Governments, beholden to voters, responded to public concerns, in this case with ever-more-onerous regulations. This had the effect of shutting out public research and development in government and university labs that couldn’t afford to bring their innovations to the public. Biotechnology and genetics professor Alan McHughen, in his 2000 book Pandora’s Picnic Basket, includes a photo of the few sheets of paper required to register a conventional flax variety beside the pile – easily 15 cm thick – required to register a transgenic variety.
Over the years, the war for public opinion has raged. Corporations have been blamed for making numerous public relations blunders. True, but it ignores the fact they have been attacked by activists and mistrusted by a deeply suspicious public for years. The more they tried to defend themselves, the more they were demonized.
Scientists have been blamed for not explaining themselves better, which is also only partly true. Scientists are professionals in their field; they are not professional communicators. Worse, those who are actually good at communicating and dare to speak in favour of trangenics have been, and continue to be, the target of vicious personal attacks by activists that have weaponized Freedom of Information legislation.
It would be nice to believe environmental activists are well intentioned, that they genuinely believe they are fighting the good fight and defending the world from big corporations and mad-scientist hubris. And perhaps many of them are.
But there is a saying: when words and action disagree, believe action. Activist actions have been to oppose transgenics tooth and nail, despite all evidence, rather than change their minds. Ever.
It seems environmental activists would rather let children in developing countries go blind and die than admit transgenic rice or bananas could help them live more normal, productive lives. They would rather condemn farmers to poisoning from using backpack sprayers to apply insecticide by hand rather than admit transgenic eggplant could eliminate the need to spray at all.
Activists would rather force farmers in the developed world to spray their potato crops time and again with harsh fungicides than allow those farmers to use transgenic varieties that would – ironically – allow a more organic approach.
There have been hopeful signs.

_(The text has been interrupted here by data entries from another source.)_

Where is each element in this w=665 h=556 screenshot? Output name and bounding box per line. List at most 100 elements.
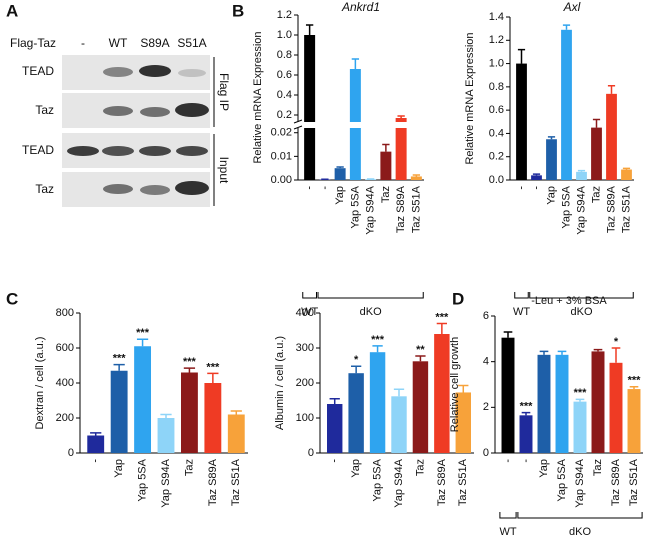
x-tick-label: Yap S94A: [393, 458, 405, 507]
x-tick-label: Yap: [334, 186, 346, 205]
bar: [609, 362, 623, 453]
significance-label: *: [614, 336, 619, 348]
error-bar: [592, 118, 601, 128]
y-tick-label: 1.2: [277, 9, 292, 21]
panel-letter: D: [452, 289, 464, 308]
error-bar: [611, 347, 621, 363]
x-tick-label: Yap 5SA: [349, 185, 361, 228]
y-axis-label: Relative mRNA Expression: [252, 31, 264, 163]
y-tick-label: 200: [56, 412, 74, 424]
error-bar: [160, 413, 172, 418]
x-tick-label: Taz S51A: [410, 185, 422, 233]
bar: [501, 337, 515, 453]
error-bar: [547, 136, 556, 140]
y-axis-label: Albumin / cell (a.u.): [274, 336, 286, 430]
bar: [87, 435, 105, 453]
bar: [395, 118, 407, 122]
y-tick-label: 1.0: [489, 57, 504, 69]
x-tick-label: -: [502, 459, 514, 463]
bar: [304, 35, 316, 122]
error-bar: [521, 411, 531, 416]
y-tick-label: 0.01: [271, 150, 292, 162]
bar: [412, 361, 429, 453]
bar: [180, 372, 198, 453]
y-axis-label: Relative mRNA Expression: [464, 32, 476, 164]
y-tick-label: 0.0: [489, 174, 504, 186]
x-tick-label: Yap: [545, 186, 557, 205]
y-tick-label: 0.6: [489, 104, 504, 116]
band: [103, 67, 133, 77]
row-label: Taz: [35, 103, 54, 117]
bar: [519, 415, 533, 453]
panel-letter: C: [6, 289, 18, 308]
bar: [327, 404, 343, 453]
axis-break: [293, 125, 303, 130]
error-bar: [397, 115, 405, 118]
band: [175, 181, 209, 195]
lane-label: S51A: [177, 36, 206, 50]
lane-label: -: [81, 36, 85, 50]
error-bar: [539, 350, 549, 355]
x-tick-label: -: [515, 186, 527, 190]
group-label: dKO: [569, 526, 591, 538]
x-tick-label: Yap 5SA: [136, 458, 148, 501]
blot-header: Flag-Taz: [10, 36, 56, 50]
bar: [555, 354, 569, 453]
significance-label: *: [354, 354, 359, 366]
panel-letter: A: [6, 1, 18, 20]
error-bar: [593, 348, 603, 352]
bar: [531, 175, 542, 180]
section-label: Input: [217, 157, 231, 184]
error-bar: [532, 173, 541, 176]
x-tick-label: Taz S89A: [207, 458, 219, 506]
x-tick-label: Taz: [414, 459, 426, 476]
x-tick-label: Yap 5SA: [560, 185, 572, 228]
x-tick-label: Taz S51A: [628, 458, 640, 506]
x-tick-label: Yap 5SA: [371, 458, 383, 501]
group-label: WT: [499, 526, 516, 538]
error-bar: [517, 48, 526, 64]
bar: [434, 334, 450, 453]
error-bar: [351, 365, 362, 374]
y-tick-label: 1.4: [489, 11, 504, 23]
group-bracket: [517, 512, 643, 519]
row-label: Taz: [35, 182, 54, 196]
x-tick-label: Taz S51A: [457, 458, 469, 506]
group-bracket: [499, 512, 517, 519]
y-tick-label: 0.2: [489, 151, 504, 163]
group-label: WT: [513, 306, 530, 318]
error-bar: [562, 24, 571, 30]
row-label: TEAD: [22, 64, 54, 78]
band: [140, 107, 170, 117]
error-bar: [436, 322, 447, 334]
bar: [204, 383, 222, 453]
group-bracket: [302, 292, 317, 299]
band: [102, 146, 134, 156]
y-tick-label: 0: [483, 447, 489, 459]
bar: [349, 69, 361, 122]
x-tick-label: Yap S94A: [160, 458, 172, 507]
significance-label: ***: [628, 375, 642, 387]
panel-letter: B: [232, 1, 244, 20]
x-tick-label: Taz S51A: [620, 185, 632, 233]
error-bar: [90, 432, 102, 436]
bar: [395, 128, 407, 180]
bar: [621, 169, 632, 180]
bar: [369, 352, 386, 453]
chart-title: Axl: [563, 0, 581, 14]
y-tick-label: 1.0: [277, 29, 292, 41]
x-tick-label: Taz S89A: [610, 458, 622, 506]
y-tick-label: 600: [56, 342, 74, 354]
significance-label: ***: [206, 361, 220, 373]
x-tick-label: -: [530, 186, 542, 190]
error-bar: [557, 350, 567, 355]
error-bar: [503, 331, 513, 338]
x-tick-label: Taz: [183, 459, 195, 476]
group-bracket: [514, 292, 529, 299]
x-tick-label: Taz S89A: [436, 458, 448, 506]
bar: [576, 171, 587, 180]
error-bar: [351, 58, 360, 69]
blot-strip: [62, 55, 210, 90]
bar: [591, 351, 605, 453]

After many years, the first transgenic food animal, AquaBounty’s salmon, is now available in select locations. Simplot’s non-browning GMO Innate potato and Okanagan Specialty Fruit’s nonbrowning GMO Arctic apple are starting to appear on North American store shelves. Even more hopeful is that prominent environmental activists can, in fact, change their deeply held beliefs.
I would like to think, as people begin to get used to these products on their store shelves, they will become less susceptible to activist fear-mongering. But I’m not as naïve as once I was.
A powerful new suite of tools, CRISPR gene editing, is rapidly coming on stream. It and other genetic technologies have vast potential to improve human health, improve agriculture and help preserve the wild spaces we all love and value.
We need to be ready. We need to make strategic and strong investments in communications. This means providing the resources to act proactively to inoculate the public against false and inflammatory information. It means providing training to scientists and hiring dedicated, specialized science communicators to support them. These communicators will need ample resources to respond to fear-mongering campaigns, in real time, across multiple channels.
Twenty-five years ago, we got caught flat footed; we didn’t expect the backlash. This time we’ve got no excuse.
Michael Robin is a Saskatoon writer who has been writing about biotechnology for more than 20 years.